Try each before opening the answer drawer. The act of trying is the exercise; the answer is the check.

  1. Why is "rolling update" still considered risky for a high-impact change, even though it's the default and has no downtime? What does canary add that rolling doesn't?

    Show answer A rolling update exposes 100% of users to the new version by the end of the rollout — if the new version has a subtle bug only some requests hit, you've already degraded everyone before you can detect and roll back. Canary keeps a small slice of traffic on the new version, you watch real signals, and abort with near-zero blast radius before promotion. Rolling validates "the binary starts and probes pass"; canary validates "real traffic looks healthy" (see §Why this exists and §Mental model).

  2. In the manual-canary recipe, the Service selects only app: catalog and not track: stable|canary. Why? What would change if the Service selector included track: stable?

    Show answer With `app: catalog` only, both Deployments' Pods end up in the same Service's EndpointSlice — the replica ratio determines the traffic split. If `track: stable` were added to the selector, the Service would only route to stable Pods and the canary would get zero traffic — defeating the whole point. The trick is that the Service selector is the *shared* label, while each Deployment's `selector.matchLabels` includes track to own its own Pods exclusively (see §1. Manual canary).

  3. A teammate proposes blue-green for a release that includes a destructive schema migration. Why is this dangerous, and what's the architectural fix?

    Show answer During blue-green's overlap window, both blue and green hit the *same* database.
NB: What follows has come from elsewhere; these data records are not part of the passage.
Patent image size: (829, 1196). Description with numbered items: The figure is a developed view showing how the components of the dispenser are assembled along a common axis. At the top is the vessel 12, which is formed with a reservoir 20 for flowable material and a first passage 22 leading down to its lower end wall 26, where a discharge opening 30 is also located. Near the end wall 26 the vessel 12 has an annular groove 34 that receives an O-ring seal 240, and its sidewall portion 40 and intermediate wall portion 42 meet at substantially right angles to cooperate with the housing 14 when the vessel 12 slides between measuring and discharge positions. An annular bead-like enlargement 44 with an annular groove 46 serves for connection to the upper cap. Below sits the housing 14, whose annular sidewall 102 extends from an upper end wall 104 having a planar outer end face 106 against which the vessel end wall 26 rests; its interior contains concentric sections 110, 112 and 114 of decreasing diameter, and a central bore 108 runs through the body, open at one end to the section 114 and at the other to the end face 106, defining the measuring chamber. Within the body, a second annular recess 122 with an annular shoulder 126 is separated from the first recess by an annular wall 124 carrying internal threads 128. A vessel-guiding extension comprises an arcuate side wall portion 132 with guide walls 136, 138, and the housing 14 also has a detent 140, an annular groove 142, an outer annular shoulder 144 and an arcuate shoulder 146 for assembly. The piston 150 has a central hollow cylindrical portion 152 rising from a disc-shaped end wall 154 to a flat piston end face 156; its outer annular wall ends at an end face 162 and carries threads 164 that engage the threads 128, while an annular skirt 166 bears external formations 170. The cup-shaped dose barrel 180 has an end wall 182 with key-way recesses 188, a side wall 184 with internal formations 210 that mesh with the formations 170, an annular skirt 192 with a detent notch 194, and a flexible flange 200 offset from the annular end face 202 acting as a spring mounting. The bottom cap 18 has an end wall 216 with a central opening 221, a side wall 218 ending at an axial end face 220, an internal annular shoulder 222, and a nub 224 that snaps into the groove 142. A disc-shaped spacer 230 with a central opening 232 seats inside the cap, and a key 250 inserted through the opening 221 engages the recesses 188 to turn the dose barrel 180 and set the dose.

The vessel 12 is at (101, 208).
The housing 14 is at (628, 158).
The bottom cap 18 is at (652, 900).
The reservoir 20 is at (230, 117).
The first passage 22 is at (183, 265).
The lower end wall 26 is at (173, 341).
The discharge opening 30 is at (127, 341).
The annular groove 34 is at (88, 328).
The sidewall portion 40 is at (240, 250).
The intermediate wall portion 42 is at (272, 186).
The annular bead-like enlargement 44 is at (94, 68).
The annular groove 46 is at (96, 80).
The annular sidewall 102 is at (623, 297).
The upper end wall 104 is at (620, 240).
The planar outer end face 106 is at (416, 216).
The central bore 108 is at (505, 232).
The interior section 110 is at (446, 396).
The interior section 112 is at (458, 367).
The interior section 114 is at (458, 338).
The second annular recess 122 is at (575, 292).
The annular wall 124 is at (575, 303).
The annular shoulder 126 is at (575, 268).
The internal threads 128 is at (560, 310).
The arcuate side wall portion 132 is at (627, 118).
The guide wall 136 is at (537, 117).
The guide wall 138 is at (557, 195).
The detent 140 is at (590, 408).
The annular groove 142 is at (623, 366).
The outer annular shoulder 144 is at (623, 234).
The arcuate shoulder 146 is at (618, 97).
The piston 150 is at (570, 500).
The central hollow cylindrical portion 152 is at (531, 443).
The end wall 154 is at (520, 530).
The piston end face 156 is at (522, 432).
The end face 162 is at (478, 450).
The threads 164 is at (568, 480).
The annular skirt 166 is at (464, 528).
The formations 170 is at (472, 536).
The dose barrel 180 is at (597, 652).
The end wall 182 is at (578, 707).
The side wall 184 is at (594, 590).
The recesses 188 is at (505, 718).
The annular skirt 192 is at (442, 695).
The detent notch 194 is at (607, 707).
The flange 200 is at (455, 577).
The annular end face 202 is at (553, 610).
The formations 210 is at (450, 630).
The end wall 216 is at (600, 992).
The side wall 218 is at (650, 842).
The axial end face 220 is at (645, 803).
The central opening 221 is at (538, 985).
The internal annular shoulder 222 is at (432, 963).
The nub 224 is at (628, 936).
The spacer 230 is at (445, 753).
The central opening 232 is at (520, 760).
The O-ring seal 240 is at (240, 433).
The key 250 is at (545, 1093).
A destructive (drop-column or alter-type) migration breaks whichever side doesn't expect it. Worse, rolling back blue-green's *selector* doesn't roll back the schema — blue may not survive the post-migration shape. Fix: decouple schema from code via expand/contract migrations — first ship a backward-compatible schema change (expand), then the code, then optionally contract the now-unused old schema bits (see §Production notes).

  4. A 9-stable-1-canary split should give ~10% to canary, but the canary Pod is observing 18% of requests in its logs. List two plausible causes.

    Show answer (1) Connection reuse/keep-alive: clients that opened a connection to the canary keep sending requests there for the connection's life — replica-ratio split is "per *connection*" not "per *request*" on persistent connections. (2) An unhealthy stable Pod was de-endpointed (failing readiness), so the effective ratio is actually 8-to-1, not 9-to-1. Check `kubectl get endpointslices` for the current Ready endpoint count per track. This is why precise weights need L7 weighted routing (see §How it works under the hood, "replica-ratio canary is statistical and coarse").

  5. Hands-on extension: apply 30-catalog-canary.yaml, scale canary to 3, then kubectl scale deploy/catalog-stable --replicas=0. What changes in the Service endpoints, and what does this teach about blue-green vs. canary?

    What you should see With stable=0 and canary=3, the EndpointSlice has only canary Pods — 100% of traffic now hits the canary version. You've effectively performed a "canary ramp to 100%" which equals a promotion. This is the same mechanism as blue-green's selector flip but expressed by replica counts — both are just label/selector + endpoint arithmetic. The conceptual difference between strategies is the *ramp* and the *amount of overlap*; the mechanism is identical (see §How it works under the hood, "Service/EndpointSlice layer is what makes traffic move").